One of the most interesting statistics from your work at OPG is that 21 percent of experiment ideas now come from non-marketing teams. How did this decentralized approach change the culture of product development across your twelve webshops?
Moving toward a decentralized model of optimization meant that experimentation became a shared capability rather than a specialist function tucked away in a marketing corner. We saw significant contributions from customer service, pricing, and even the development teams themselves, which is what closing the Decision Gap actually looks like in practice. For instance, during a major replatforming initiative, this centralized learning system allowed us to avoid the trap of simply rebuilding suboptimal features just because “that’s how it was before.” Because we could pull up prior experiment data in seconds, we had the evidence to justify leaving out certain legacy functions that we already knew didn’t provide value. This cultural shift means the entire organization is now empowered to use validated customer input as a compass, ensuring that the engine of our agile process is always pointed in the right direction.
For a CX leader looking to implement this Agile Customer Experience framework, what are the most critical principles they should focus on to avoid common pitfalls?

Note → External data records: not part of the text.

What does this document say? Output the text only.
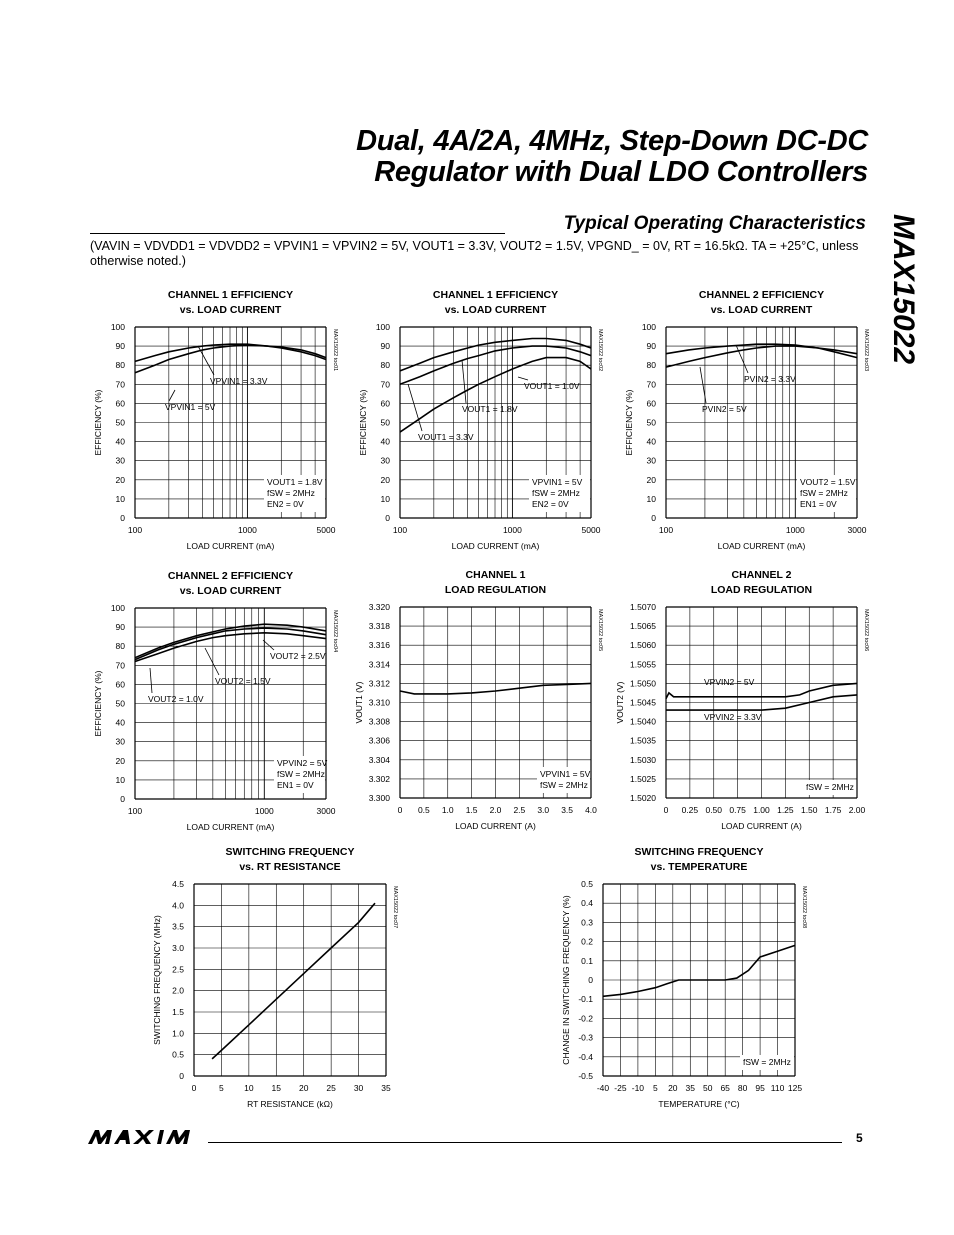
Dual, 4A/2A, 4MHz, Step-Down DC-DC
Regulator with Dual LDO Controllers
MAX15022
Typical Operating Characteristics
(VAVIN = VDVDD1 = VDVDD2 = VPVIN1 = VPVIN2 = 5V, VOUT1 = 3.3V, VOUT2 = 1.5V, VPGND_ = 0V, RT = 16.5kΩ. TA = +25°C, unless otherwise noted.)
CHANNEL 1 EFFICIENCY
vs. LOAD CURRENT
0
10
20
30
40
50
60
70
80
90
100
100	1000	5000
LOAD CURRENT (mA)
EFFICIENCY (%)
MAX15022 toc01
VPVIN1 = 3.3V
VPVIN1 = 5V
VOUT1 = 1.8V
fSW = 2MHz
EN2 = 0V
CHANNEL 1 EFFICIENCY
vs. LOAD CURRENT
0
10
20
30
40
50
60
70
80
90
100
100	1000	5000
LOAD CURRENT (mA)
EFFICIENCY (%)
MAX15022 toc02
VOUT1 = 3.3V
VOUT1 = 1.8V
VOUT1 = 1.0V
VPVIN1 = 5V
fSW = 2MHz
EN2 = 0V
CHANNEL 2 EFFICIENCY
vs. LOAD CURRENT
0
10
20
30
40
50
60
70
80
90
100
100	1000	3000
LOAD CURRENT (mA)
EFFICIENCY (%)
MAX15022 toc03
PVIN2 = 3.3V
PVIN2 = 5V
VOUT2 = 1.5V
fSW = 2MHz
EN1 = 0V
CHANNEL 2 EFFICIENCY
vs. LOAD CURRENT
0
10
20
30
40
50
60
70
80
90
100
100	1000	3000
LOAD CURRENT (mA)
EFFICIENCY (%)
MAX15022 toc04
VOUT2 = 2.5V
VOUT2 = 1.5V
VOUT2 = 1.0V
VPVIN2 = 5V
fSW = 2MHz
EN1 = 0V
CHANNEL 1
LOAD REGULATION
3.300
3.302
3.304
3.306
3.308
3.310
3.312
3.314
3.316
3.318
3.320
0 0.5 1.0 1.5 2.0 2.5 3.0 3.5 4.0
LOAD CURRENT (A)
VOUT1 (V)
MAX15022 toc05
VPVIN1 = 5V
fSW = 2MHz
CHANNEL 2
LOAD REGULATION
1.5020
1.5025
1.5030
1.5035
1.5040
1.5045
1.5050
1.5055
1.5060
1.5065
1.5070
0 0.25 0.50 0.75 1.00 1.25 1.50 1.75 2.00
LOAD CURRENT (A)
VOUT2 (V)
MAX15022 toc06
VPVIN2 = 5V
VPVIN2 = 3.3V
fSW = 2MHz
SWITCHING FREQUENCY
vs. RT RESISTANCE
0
0.5
1.0
1.5
2.0
2.5
3.0
3.5
4.0
4.5
0	5 10 15 20 25 30 35
RT RESISTANCE (kΩ)
SWITCHING FREQUENCY (MHz)
MAX15022 toc07
SWITCHING FREQUENCY
vs. TEMPERATURE
-0.5
-0.4
-0.3
-0.2
-0.1
0
0.1
0.2
0.3
0.4
0.5
-40 -25 -10 5 20 35 50 65 80 95 110 125
TEMPERATURE (°C)
CHANGE IN SWITCHING FREQUENCY (%)	MAX15022 toc08
fSW = 2MHz
5
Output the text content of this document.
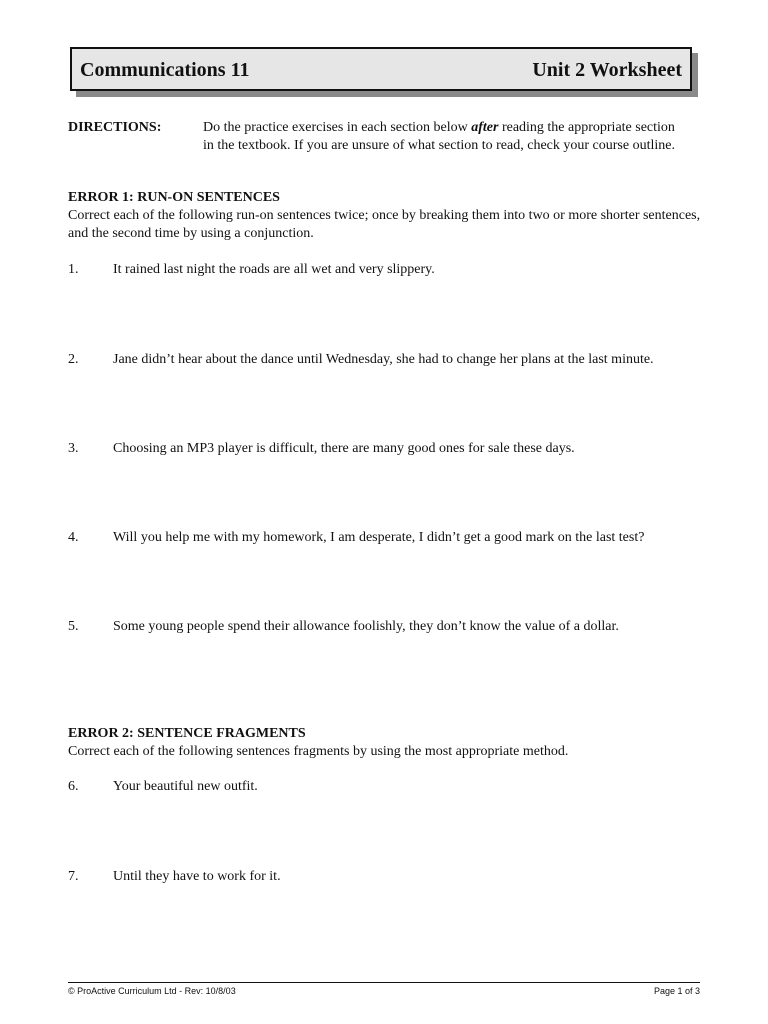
Communications 11	Unit 2 Worksheet
DIRECTIONS:	Do the practice exercises in each section below after reading the appropriate section in the textbook. If you are unsure of what section to read, check your course outline.
ERROR 1: RUN-ON SENTENCES
Correct each of the following run-on sentences twice; once by breaking them into two or more shorter sentences, and the second time by using a conjunction.
1. It rained last night the roads are all wet and very slippery.
2. Jane didn’t hear about the dance until Wednesday, she had to change her plans at the last minute.
3. Choosing an MP3 player is difficult, there are many good ones for sale these days.
4. Will you help me with my homework, I am desperate, I didn’t get a good mark on the last test?
5. Some young people spend their allowance foolishly, they don’t know the value of a dollar.
ERROR 2: SENTENCE FRAGMENTS
Correct each of the following sentences fragments by using the most appropriate method.
6. Your beautiful new outfit.
7. Until they have to work for it.
© ProActive Curriculum Ltd - Rev: 10/8/03	Page 1 of 3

The first priority must be building a retrieval system before you focus on increasing experiment volume, because more data without a way to find it just creates more noise. You have to ask yourself: can a Product Owner find a specific learning in five seconds? If the answer is no, your infrastructure is broken. Secondly, you must extend the system beyond A/B testing from day one to include SEO, pricing, and content trials; otherwise, you are just building another silo rather than a comprehensive solution. It is also vital to measure the value of the experiments you don’t ship—counting only the winners hides half the value of the program and leads to an undervalued team. Finally, always start with the decision, not the tooling, by identifying which parts of your current roadmap are based on assumptions rather than validated input, and make that gap your real backlog.
What is your forecast for the future of Agile Product Management and AI-driven customer insights?
I believe we are moving toward a reality where the “backlog as a graveyard” will be a relic of the past, replaced by living learning systems that function as an organizational nervous system. In the next few years, the competitive advantage for e-commerce groups won’t be how fast they can ship code, but how quickly they can retrieve and apply institutional knowledge to avoid repeating old mistakes. We will see a shift where AI handles the entire lifecycle of an experiment’s documentation and cross-referencing, allowing product teams to focus purely on creative problem-solving and strategic judgment. Organizations that fail to build these retrieval layers will find themselves running faster and faster in the wrong direction, while those that treat customer value as a structured, retrievable input will be the ones that actually scale. Ultimately, assumptions will remain part of the process, but they will no longer be the only thing in the room when the most important decisions are being made.